À l'inverse, sur le chromosome maternel, la DMR n'est pas méthylée
(petits cercles bleu ciel) permettant la transcription de H19 et la liaison
de CTCF. Cette protéine liée à l'ADN empêche
le promoteur de l'IGF-2 d'interagir avec les enhancers en amont
d'H19 résultant en l'extinction de la transcription d'IGF-2 sur
ce chromosome.
Figure 5.Transduction
du signal impliquant la sous-unité alphas des protéines dans
la cellule somatotrope. Impact de l'oncogène gsp (d'après
[44]). A : physiologiquement le récepteur de la GHRH
(growth hormone releasing hormone), stimulé par son ligand
active la sous-unité alphas des protéines G permettant un
échange GDP (guanosine diphosphate) en GTP (guanosine triphosphate).
La sous-unité alpha liée au GTP stimule alors l'adénylate
cyclase (AC). Le retour à l'état basal de la sous-unité
alphas se fait grâce à l'activité GTPasique de la molécule
qui permet l'hydrolyse du GTP en GDP. B : en cas de mutation activatrice,
la sous-unité alphas perd son activité GTPasique et reste
en permanence sous sa forme active, entraînant une augmentation de
l'activité de l'adénylate cyclase, l'augmentation du taux
d'AMPc intracellulaire et, en conséquence, de la prolifération
cellulaire et de la sécrétion de GH, observées dans
les adénomes somatotropes.
Figure 6.Empreinte
génomique du gène GNAS1 (d'après [35]). Ce gène
possède plusieurs transcrits soumis à empreinte ; 3 transcrits
Gsalpha, XLalphas et NESP55 codent pour des protéines. Ils possèdent
un premier exon (rectangle blanc) qui leur est spécifique venant
s'épisser sur l'exon 2. Un quatrième transcrit ne code pour
aucune protéine. Il démarre au niveau de l'exon 1A et s'épisse
lui aussi au niveau de l'exon 2. Les exons 2 à 13 sont communs à
ces 4 transcrits. Enfin un ARN antisens (flèche ondulée) commence
en amont de XLalphas et traverse l'exon NESP55. Ces 5 isoformes du gène
sont soumises à empreinte (les flèches horizontales indiquent
les promoteurs actifs). La flèche en pointillé sur le chromosome
paternel indique que ce promoteur n'est pas actif dans certains tissus.

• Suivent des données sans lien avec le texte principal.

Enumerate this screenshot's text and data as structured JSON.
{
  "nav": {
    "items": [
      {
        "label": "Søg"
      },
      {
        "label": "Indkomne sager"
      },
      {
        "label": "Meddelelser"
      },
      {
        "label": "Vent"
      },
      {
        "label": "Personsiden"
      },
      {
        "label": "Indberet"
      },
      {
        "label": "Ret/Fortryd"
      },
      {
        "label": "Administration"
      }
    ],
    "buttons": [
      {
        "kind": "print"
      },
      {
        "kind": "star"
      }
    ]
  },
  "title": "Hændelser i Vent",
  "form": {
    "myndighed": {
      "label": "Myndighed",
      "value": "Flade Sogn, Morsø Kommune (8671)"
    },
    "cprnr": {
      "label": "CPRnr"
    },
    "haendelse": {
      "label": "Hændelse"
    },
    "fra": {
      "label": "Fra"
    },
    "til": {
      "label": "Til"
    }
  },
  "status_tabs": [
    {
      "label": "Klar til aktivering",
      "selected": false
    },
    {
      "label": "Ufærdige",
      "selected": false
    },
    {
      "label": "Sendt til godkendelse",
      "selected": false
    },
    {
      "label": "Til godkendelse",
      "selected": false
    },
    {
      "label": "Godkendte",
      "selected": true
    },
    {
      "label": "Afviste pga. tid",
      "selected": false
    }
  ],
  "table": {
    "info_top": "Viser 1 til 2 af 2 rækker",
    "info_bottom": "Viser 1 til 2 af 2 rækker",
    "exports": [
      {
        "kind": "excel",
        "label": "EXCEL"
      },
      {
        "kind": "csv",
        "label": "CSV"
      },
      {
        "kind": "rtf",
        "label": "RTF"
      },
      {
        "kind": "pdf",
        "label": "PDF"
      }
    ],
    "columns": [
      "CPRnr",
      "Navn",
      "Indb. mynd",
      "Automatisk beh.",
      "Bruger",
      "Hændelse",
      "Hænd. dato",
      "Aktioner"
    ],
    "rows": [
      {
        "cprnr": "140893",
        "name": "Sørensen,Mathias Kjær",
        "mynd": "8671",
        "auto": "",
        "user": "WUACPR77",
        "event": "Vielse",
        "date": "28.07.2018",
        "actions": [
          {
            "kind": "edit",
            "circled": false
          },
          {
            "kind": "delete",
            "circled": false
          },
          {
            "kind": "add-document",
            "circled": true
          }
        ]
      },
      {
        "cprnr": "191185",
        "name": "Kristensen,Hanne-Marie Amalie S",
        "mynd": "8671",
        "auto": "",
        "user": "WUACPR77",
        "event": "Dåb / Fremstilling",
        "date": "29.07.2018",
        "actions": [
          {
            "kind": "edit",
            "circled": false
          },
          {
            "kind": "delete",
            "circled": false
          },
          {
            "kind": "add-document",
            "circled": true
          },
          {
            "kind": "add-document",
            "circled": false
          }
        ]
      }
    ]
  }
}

NESP55 est soumis à une empreinte paternelle, son promoteur paternel
est méthylé (petits cercles bleu foncé), à l'opposé,
XLalphas est exprimé uniquement à partir de l'allèle
paternel, son promoteur paternel n'est pas méthylé (petits
cercles bleu ciel), et l'ARN antisens est exprimé lui aussi à
partir de l'allèle paternel. Le promoteur de Gsalpha n'est méthylé
ni sur le chromosome maternel ni sur le chromosome paternel. Enfin, la partie
en amont de l'exon 1A est méthylée sur le chromosome maternel.
Cette région correspondrait au centre d'empreinte (DMR). Pour expliquer
l'empreinte paternelle de Gsalpha dans certains tissus, une des hypothèses
serait qu'une protéine (ovale grisé), spécifique de
ces tissus, viendrait se fixer sur l'allèle non méthylé
paternel en amont de l'exon 1A et empêcherait le contact entre un
enhancer (E) situé plus en amont et le promoteur de Gsalpha.